John Smith (1747 – 26 June 1807) was a Scottish antiquarian and Gaelic scholar.

==Biography==
Smith was born in 1747 at Croft Brackley in the parish of Glenorchy in Argyllshire. He studied for the ministry at the university of St. Andrews, and was licensed by the presbytery of Kintyre on 28 April 1773. On 18 October 1775 he was ordained as a minister at Tarbert, and in 1777 he was presented by John, duke of Argyll, to the parish of Kilbrandon, as assistant and successor to James Stewart. In 1781, he was translated to the highland church at Campbeltown, and in 1787 received the honorary degree of D.D. from the University of Edinburgh. He died at Campbeltown on 26 June 1807. In 1783 he married Helen M'Dougall, who died on 6 May 1843. By her he had two sons, John and Donald, and three daughters.
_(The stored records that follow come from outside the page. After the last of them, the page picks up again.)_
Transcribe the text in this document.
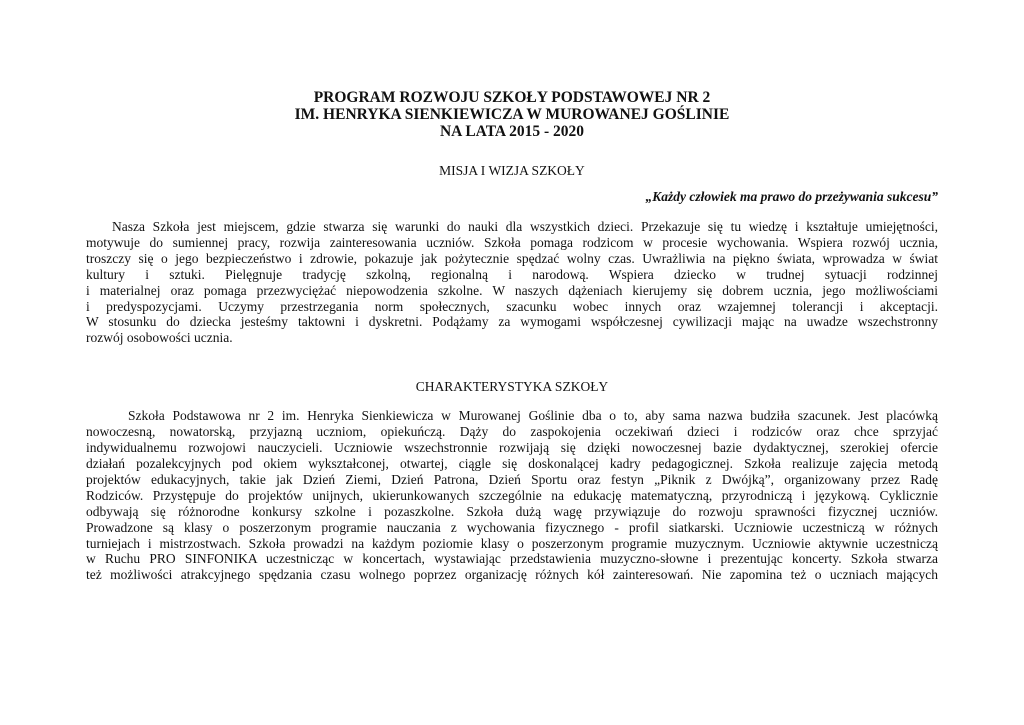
PROGRAM ROZWOJU SZKOŁY PODSTAWOWEJ NR 2

IM. HENRYKA SIENKIEWICZA W MUROWANEJ GOŚLINIE

NA LATA 2015 - 2020

MISJA I WIZJA SZKOŁY

„Każdy człowiek ma prawo do przeżywania sukcesu”

Nasza Szkoła jest miejscem, gdzie stwarza się warunki do nauki dla wszystkich dzieci. Przekazuje się tu wiedzę i kształtuje umiejętności,
motywuje do sumiennej pracy, rozwija zainteresowania uczniów. Szkoła pomaga rodzicom w procesie wychowania. Wspiera rozwój ucznia,
troszczy się o jego bezpieczeństwo i zdrowie, pokazuje jak pożytecznie spędzać wolny czas. Uwrażliwia na piękno świata, wprowadza w świat
kultury i sztuki. Pielęgnuje tradycję szkolną, regionalną i narodową. Wspiera dziecko w trudnej sytuacji rodzinnej
i materialnej oraz pomaga przezwyciężać niepowodzenia szkolne. W naszych dążeniach kierujemy się dobrem ucznia, jego możliwościami
i predyspozycjami. Uczymy przestrzegania norm społecznych, szacunku wobec innych oraz wzajemnej tolerancji i akceptacji.
W stosunku do dziecka jesteśmy taktowni i dyskretni. Podążamy za wymogami współczesnej cywilizacji mając na uwadze wszechstronny
rozwój osobowości ucznia.
CHARAKTERYSTYKA SZKOŁY
Szkoła Podstawowa nr 2 im. Henryka Sienkiewicza w Murowanej Goślinie dba o to, aby sama nazwa budziła szacunek. Jest placówką
nowoczesną, nowatorską, przyjazną uczniom, opiekuńczą. Dąży do zaspokojenia oczekiwań dzieci i rodziców oraz chce sprzyjać
indywidualnemu rozwojowi nauczycieli. Uczniowie wszechstronnie rozwijają się dzięki nowoczesnej bazie dydaktycznej, szerokiej ofercie
działań pozalekcyjnych pod okiem wykształconej, otwartej, ciągle się doskonalącej kadry pedagogicznej. Szkoła realizuje zajęcia metodą
projektów edukacyjnych, takie jak Dzień Ziemi, Dzień Patrona, Dzień Sportu oraz festyn „Piknik z Dwójką”, organizowany przez Radę
Rodziców. Przystępuje do projektów unijnych, ukierunkowanych szczególnie na edukację matematyczną, przyrodniczą i językową. Cyklicznie
odbywają się różnorodne konkursy szkolne i pozaszkolne. Szkoła dużą wagę przywiązuje do rozwoju sprawności fizycznej uczniów.
Prowadzone są klasy o poszerzonym programie nauczania z wychowania fizycznego - profil siatkarski. Uczniowie uczestniczą w różnych
turniejach i mistrzostwach. Szkoła prowadzi na każdym poziomie klasy o poszerzonym programie muzycznym. Uczniowie aktywnie uczestniczą
w Ruchu PRO SINFONIKA uczestnicząc w koncertach, wystawiając przedstawienia muzyczno-słowne i prezentując koncerty. Szkoła stwarza
też możliwości atrakcyjnego spędzania czasu wolnego poprzez organizację różnych kół zainteresowań. Nie zapomina też o uczniach mających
Smith was an accomplished Gaelic scholar, and took part in translating the scriptures into Gaelic, besides publishing Gaelic translations of Alleine's ‘Alarm to the Unconverted,’ Joseph Watts's Catechism, and other small religious works. He also revised a metrical version of the Psalms in the same tongue, which was used in the southern highlands. His other works include: 1. ‘Gaelic Antiquities,’ Edinburgh, 1780, 4to; this work contained an English translation of Gaelic poems, some of which purport to be by Ossian [q. v.]; French and Italian versions of Smith's translation were made in 1810 and 1813 respectively. 2. ‘View of the Last Judgement,’ Edinburgh, 1783, 8vo; 4th edit. London, 1847. 3. ‘Sean Dana, or Ancient Poems of Ossian, Orran, Ulann, &c.’ Edinburgh, 1787, 8vo. 4. ‘Summary View and Explanation of the Writings of the Prophets,’ Edinburgh, 1787, 12mo; ed. by Peter Hall, London, 1835, 12mo. 5. ‘Life of St. Columba, from the Latin of Cummin and Adamnan,’ Edinburgh, 1798, 4to. 6. ‘General View of the Agriculture of the county of Argyll,’ 1798, 8vo. 8. ‘An Affectionate Address to the Middling and Lower Classes on the present Alarming Crisis,’ Edinburgh, 1798, 12mo. 9. ‘Lectures on the Nature and End of the Sacred Office,’ Glasgow, 1808, 8vo. He also edited Robert Lowth's ‘Isaiah,’ London, 1791, 12mo, and wrote the article on the parish of Campbeltown for Sinclair's ‘Statistical Account.’